The -m aqua flag is used to run only the tests that are marked with the aqua marker. More markers are available such as slow and graphics. To run the graphics tests, you will need to download the teleconnections data by running the tests/teleconnections/download_data_for_tests.sh script.

Running Tests in Parallel

To speed up test execution, AQUA supports parallel testing using the pytest-xdist plugin. This allows tests to run on multiple CPU cores simultaneously, significantly reducing the total test runtime.
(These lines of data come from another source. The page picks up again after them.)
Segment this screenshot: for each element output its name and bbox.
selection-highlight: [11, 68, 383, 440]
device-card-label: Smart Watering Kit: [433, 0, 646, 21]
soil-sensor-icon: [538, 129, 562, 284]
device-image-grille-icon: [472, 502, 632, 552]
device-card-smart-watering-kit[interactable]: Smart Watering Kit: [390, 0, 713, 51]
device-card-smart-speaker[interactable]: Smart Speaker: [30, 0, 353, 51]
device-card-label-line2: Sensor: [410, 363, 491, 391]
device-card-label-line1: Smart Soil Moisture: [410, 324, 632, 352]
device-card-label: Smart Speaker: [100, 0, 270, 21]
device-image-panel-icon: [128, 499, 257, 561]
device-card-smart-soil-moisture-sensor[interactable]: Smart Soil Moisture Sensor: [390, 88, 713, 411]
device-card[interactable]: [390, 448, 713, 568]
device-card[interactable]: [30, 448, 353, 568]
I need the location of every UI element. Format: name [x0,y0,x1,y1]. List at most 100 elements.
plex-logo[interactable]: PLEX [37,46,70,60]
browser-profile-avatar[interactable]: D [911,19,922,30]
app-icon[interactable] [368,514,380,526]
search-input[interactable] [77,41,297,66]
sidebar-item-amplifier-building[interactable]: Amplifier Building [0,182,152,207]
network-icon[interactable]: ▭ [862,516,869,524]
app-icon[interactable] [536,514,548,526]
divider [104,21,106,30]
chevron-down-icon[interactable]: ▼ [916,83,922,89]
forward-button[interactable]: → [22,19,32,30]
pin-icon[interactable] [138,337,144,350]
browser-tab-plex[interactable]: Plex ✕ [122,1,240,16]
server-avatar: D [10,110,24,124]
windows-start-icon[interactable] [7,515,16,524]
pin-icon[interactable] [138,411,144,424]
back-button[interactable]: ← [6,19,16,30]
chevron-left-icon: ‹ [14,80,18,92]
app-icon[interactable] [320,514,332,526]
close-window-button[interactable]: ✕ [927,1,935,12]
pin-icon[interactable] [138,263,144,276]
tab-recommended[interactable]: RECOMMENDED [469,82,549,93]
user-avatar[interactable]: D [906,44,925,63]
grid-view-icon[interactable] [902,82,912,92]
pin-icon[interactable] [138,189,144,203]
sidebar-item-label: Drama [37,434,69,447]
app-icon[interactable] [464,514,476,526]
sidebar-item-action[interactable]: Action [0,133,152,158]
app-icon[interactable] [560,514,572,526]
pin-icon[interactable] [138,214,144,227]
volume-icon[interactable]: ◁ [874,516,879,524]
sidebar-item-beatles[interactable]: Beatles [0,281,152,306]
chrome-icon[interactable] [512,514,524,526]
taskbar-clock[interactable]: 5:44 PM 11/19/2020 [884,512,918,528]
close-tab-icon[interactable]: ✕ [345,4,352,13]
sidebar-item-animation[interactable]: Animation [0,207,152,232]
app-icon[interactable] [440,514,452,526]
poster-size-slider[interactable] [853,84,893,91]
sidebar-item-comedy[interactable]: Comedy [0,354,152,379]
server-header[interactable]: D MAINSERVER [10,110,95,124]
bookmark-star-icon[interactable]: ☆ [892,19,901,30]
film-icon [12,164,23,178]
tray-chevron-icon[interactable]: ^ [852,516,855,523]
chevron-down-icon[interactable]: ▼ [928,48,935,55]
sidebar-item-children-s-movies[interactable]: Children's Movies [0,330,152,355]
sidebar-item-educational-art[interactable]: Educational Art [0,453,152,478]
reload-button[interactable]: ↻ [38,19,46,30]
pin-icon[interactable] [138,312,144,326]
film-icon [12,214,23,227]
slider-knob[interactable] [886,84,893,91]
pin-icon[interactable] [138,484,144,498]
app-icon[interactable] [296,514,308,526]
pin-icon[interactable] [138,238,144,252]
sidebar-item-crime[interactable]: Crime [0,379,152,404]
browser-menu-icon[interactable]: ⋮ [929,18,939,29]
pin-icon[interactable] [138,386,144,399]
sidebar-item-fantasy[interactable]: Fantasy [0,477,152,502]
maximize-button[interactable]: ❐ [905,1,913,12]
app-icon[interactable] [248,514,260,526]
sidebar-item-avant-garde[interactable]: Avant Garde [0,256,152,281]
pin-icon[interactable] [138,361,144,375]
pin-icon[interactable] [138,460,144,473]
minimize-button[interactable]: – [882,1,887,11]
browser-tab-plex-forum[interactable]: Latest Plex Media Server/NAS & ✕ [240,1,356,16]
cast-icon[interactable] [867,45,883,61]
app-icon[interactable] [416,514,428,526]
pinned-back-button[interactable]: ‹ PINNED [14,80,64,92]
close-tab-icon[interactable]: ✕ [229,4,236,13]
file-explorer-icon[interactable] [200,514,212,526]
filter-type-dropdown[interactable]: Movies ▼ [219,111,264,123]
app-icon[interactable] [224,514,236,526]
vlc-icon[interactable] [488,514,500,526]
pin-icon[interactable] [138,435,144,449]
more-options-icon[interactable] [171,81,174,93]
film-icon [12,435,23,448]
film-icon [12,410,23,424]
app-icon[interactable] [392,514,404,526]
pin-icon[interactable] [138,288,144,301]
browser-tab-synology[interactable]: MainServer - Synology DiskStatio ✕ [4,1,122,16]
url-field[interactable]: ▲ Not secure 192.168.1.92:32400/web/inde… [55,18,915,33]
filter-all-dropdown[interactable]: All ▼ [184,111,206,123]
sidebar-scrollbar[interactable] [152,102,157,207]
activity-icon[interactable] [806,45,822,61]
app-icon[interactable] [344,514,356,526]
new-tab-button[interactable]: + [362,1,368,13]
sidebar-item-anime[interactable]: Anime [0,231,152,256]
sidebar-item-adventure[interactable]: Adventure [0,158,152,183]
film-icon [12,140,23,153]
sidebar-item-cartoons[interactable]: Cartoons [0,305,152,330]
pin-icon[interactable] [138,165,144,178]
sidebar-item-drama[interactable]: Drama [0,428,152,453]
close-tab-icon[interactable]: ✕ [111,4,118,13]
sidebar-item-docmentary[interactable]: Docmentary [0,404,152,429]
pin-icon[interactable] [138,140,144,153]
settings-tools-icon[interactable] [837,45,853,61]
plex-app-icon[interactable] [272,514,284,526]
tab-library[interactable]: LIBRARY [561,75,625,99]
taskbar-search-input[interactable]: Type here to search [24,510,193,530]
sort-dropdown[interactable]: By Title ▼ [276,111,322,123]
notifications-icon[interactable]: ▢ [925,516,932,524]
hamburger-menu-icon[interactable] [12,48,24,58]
To run the tests in parallel, use the -n flag followed by the number of cores you want to use.

pytest -n 4

This will run the test suite using 4 parallel workers. You can adjust this number based on your available CPU cores. For more control over parallel execution, you can also use the --max-worker-restart option to automatically restart workers that fail:

pytest -n 4 --max-worker-restart=3

Note

Some tests in AQUA use the xdist_group marker to ensure they run on the same worker process. This is necessary for tests that perform operations that could conflict when run in parallel, such as Dask operations or diagnostic setup. These groups include:

  • dask_operations: Tests that perform distributed computing operations

  • diagnostic_setup_class: Tests that set up diagnostic classes with shared state

You don’t need to worry about these groups when running tests - pytest will automatically handle them.

Writing Tests

Tests for our package are written using the pytest framework. Here’s a basic template for a test function:

def test_function_name():
    # setup code
    result = function_to_test(argument1, argument2)
    expected_result = ...  # what you expect the result to be
    assert result == expected_result, "optional error message"

Remember to follow these guidelines when writing tests:

  • Each test function should focus on one small aspect of a function’s behavior.

  • Test functions should be named descriptively, so it’s clear what they’re testing.

  • Use assertions to check that the function’s actual output matches the expected output.